Künstler- und Büchermarkt

Auf dem Künstler- und Büchermarkt wurde gekauft und gefachsimpelt.

Hilden. Flehend recken sich die Arme der Bronzestatue in den bewölkten Himmel. Der Mund ist in einem stummen Schrei aufgerissen, die Augen dunkel und groß. „Sie weint“, sagt der zwölfjährige Thore. „Sie betet für einen lieben Menschen“, entgegnet seine 16-jährige Schwester Maja. Und Vater Klaus Becker murmelt: „Sie hat die Bilder nebenan gesehen und trauert jetzt um den Begriff Kunst“. „Banause“, schimpft Maja.

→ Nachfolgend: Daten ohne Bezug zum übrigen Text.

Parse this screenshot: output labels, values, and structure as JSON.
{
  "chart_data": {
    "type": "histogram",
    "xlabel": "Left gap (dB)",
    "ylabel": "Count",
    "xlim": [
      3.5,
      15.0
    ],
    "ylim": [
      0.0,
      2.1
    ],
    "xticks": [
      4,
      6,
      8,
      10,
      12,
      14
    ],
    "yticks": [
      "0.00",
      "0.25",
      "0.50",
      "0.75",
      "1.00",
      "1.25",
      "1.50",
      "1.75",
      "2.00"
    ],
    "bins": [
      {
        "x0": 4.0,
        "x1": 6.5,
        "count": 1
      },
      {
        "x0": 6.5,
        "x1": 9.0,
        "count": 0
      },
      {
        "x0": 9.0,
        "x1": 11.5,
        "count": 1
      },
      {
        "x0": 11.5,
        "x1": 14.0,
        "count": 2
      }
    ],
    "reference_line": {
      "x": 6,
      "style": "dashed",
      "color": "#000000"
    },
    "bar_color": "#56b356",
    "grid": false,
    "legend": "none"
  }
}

Solche und ähnliche Gespräche gibt es überall am Wochenende auf dem 12. Hildener Kunst- und Büchermarkt des Stadtmarketings auf der Mittelstraße und auf dem Warrington-Platz. So durchwachsen wie das Wetter war auch das Programm der einzelnen Stände: Von Sonne über Regen bis hin zu Gewitter war sowohl am Himmel als auch am Boden von allem etwas dabei.

Auch wenn man über Geschmack nicht streiten soll; so bildet die Kunst auf dem Markt in Hilden die große Ausnahme: Dort ist hitziges Diskutieren nicht nur erlaubt, sondern erwünscht. „Kunst berührt uns, sie macht nachdenklich und vermittelt Botschaften an das Unterbewusstsein“, sagt zum Beispiel Mona Sänger.

Die Besucherin bevorzugt abstrakte Gemälde, die eine verzerrte Wirklichkeit zeigen: Verfremdete Menschen, verzogene Perspektiven, übersteigerte Abbildungen. „Aber: Was ist Realität?“ fabuliert Mona Sänger. „Wir können immer nur das erkennen, was unsere Sinne uns vermitteln — und das ist für jeden eine andere Realität. Abstrakte Kunst lässt uns neu sehen, lässt uns Aspekte erkennen, die uns sonst nicht auffallen würden, weil wir durch die Abstraktion mit der Nase darauf gestoßen werden.“

Viele Besucher können allerdings mit Abstraktion nicht viel anfangen. „Ist das Kunst oder kann das weg“, fragt sich so mancher im Angesicht von zusammengeklebten Plastikresten und bewunderte stattdessen die fotorealistischen Arbeiten anderer Künstler. „Das ist Kunst“, sagt Sonja Svetlenkowa. „Guck dir den Wald an: wie auf einem Foto.“ „Und wo bleibt da der Raum für Fantasie?“ kontert Mona Sänger.

Es wird wohl keinen Konsens geben zwischen den Anhängern abstrakter und klassischer Malerei — aber sie respektieren sich gegenseitig. Auffällig ist: Fast alle Künstler halten an bestimmten Stilrichtungen fest, es gibt wenige, die ganz neue, eigene Wege gingen. Einer davon ist Wolfgang Schinkel. Der Diplom-Grafiker bemalt alte Backsteine mit Pop-Art-Motiven und sorgt damit für einige Aufmerksamkeit. „Ich mache das seit fast 20 Jahren“, erzählt er. „Irgendwann hatte ich die Idee, als ich diese alten Steine sah, die Struktur, die Oberfläche, teilweise die Patina. Ich dachte mir: Mensch, die liegen da jetzt schon seit Jahrzehnten und haben eine eigene Geschichte. Eigentlich müsste man damit etwas plakatives machen, die Geschichte komplett anders fortsetzen.“

Die bunt bemalten Steine werden gerne als Buchstützen oder einfach als Schmuckstücke fürs heimische Regal gekauft — so schmücken sie das Innere von Häusern, nachdem sie vorher Teil des Äußeren waren.